五大老は、徳川家康・前田利家・宇喜多秀家・毛利輝元・小早川隆景(その死後は上杉景勝)。
五奉行は、石田三成・浅野長政・増田長盛・長束正家・前田玄以です。
五大老は、初めから秀吉の臣下だったわけではなく、秀吉の天下統一の過程で臣従した石高の大きい大名です。一方、五奉行は低い身分から秀吉に抜擢され、高い実務能力から大名にまで出世した人々です。
謎の多い五奉行
秀吉死後の権力闘争において、五奉行の面々は家康と対立しました。彼らのうち、浅野長政を除く4人は西軍に加担しています。
日本史教科書にも載っている五奉行ですが、低い出自であったり、歴史の敗者となったりしたために史料が乏しく、謎が多いのが現状です。

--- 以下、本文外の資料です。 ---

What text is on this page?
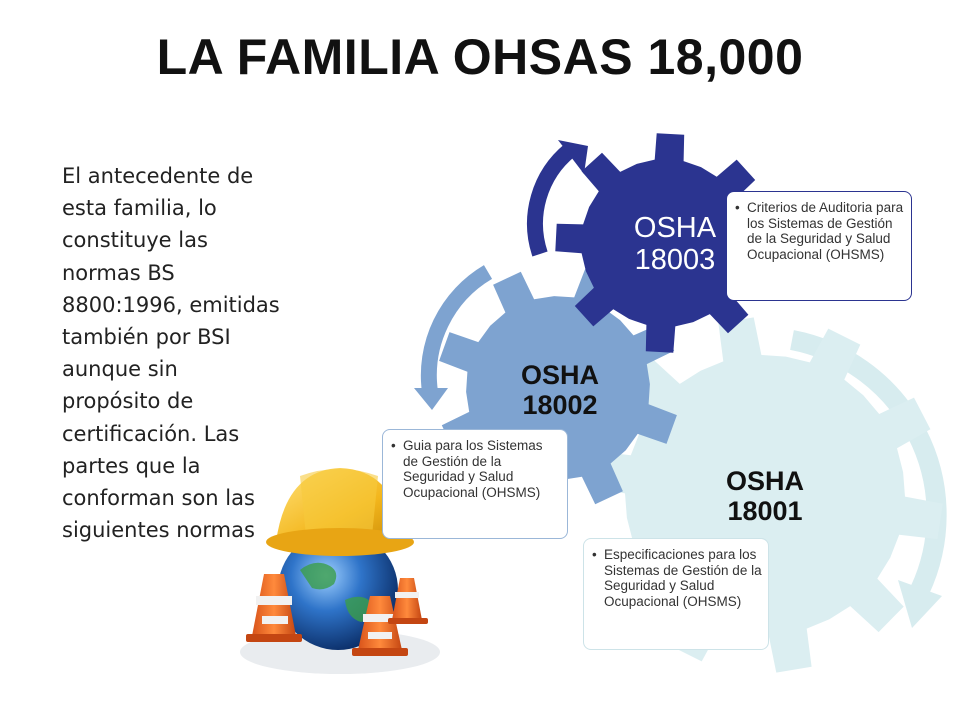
LA FAMILIA OHSAS 18,000
El antecedente de
esta familia, lo
constituye las
normas BS
8800:1996, emitidas
también por BSI
aunque sin
propósito de
certificación. Las
partes que la
conforman son las
siguientes normas
OSHA
18001
OSHA
18002
OSHA
18003
• Criterios de Auditoria para los Sistemas de Gestión de la Seguridad y Salud Ocupacional (OHSMS)
• Guia para los Sistemas de Gestión de la Seguridad y Salud Ocupacional (OHSMS)
• Especificaciones para los Sistemas de Gestión de la Seguridad y Salud Ocupacional (OHSMS)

本書は五奉行についての情報をかなり詳細にまとめています。もっとも、後世の軍記物語の記述によった部分も多く、「信憑性は薄い」と断られていることが多いです。
否定されつつあるステレオタイプ
前述のとおり、関ヶ原合戦の通説は近年再検証が進み、非常にホットな分野になっています。最近の研究動向が大まかに整理されているのも本書の利点であると感じます。
ドラマなどでは火花を散らすライバルとして描かれる家康と三成も、個人的な関係は悪くなかったようです。
慶長4年(1599)、石田三成は七将襲撃事件によって失脚します。その年の9月、家康は大阪に滞在していますが、家康はその時の宿所に三成の邸宅を選びました(P141)。さらにいくつかの論拠から、「家康と三成の関係は、表面的であれ決して悪くなかった」と述べています。
新説には反論もつきものであるため、ただちに旧説が誤りとされるわけではありません。様々な論者の描く「関ヶ原」を読み比べ、読者自らも考えていくのが肝要です。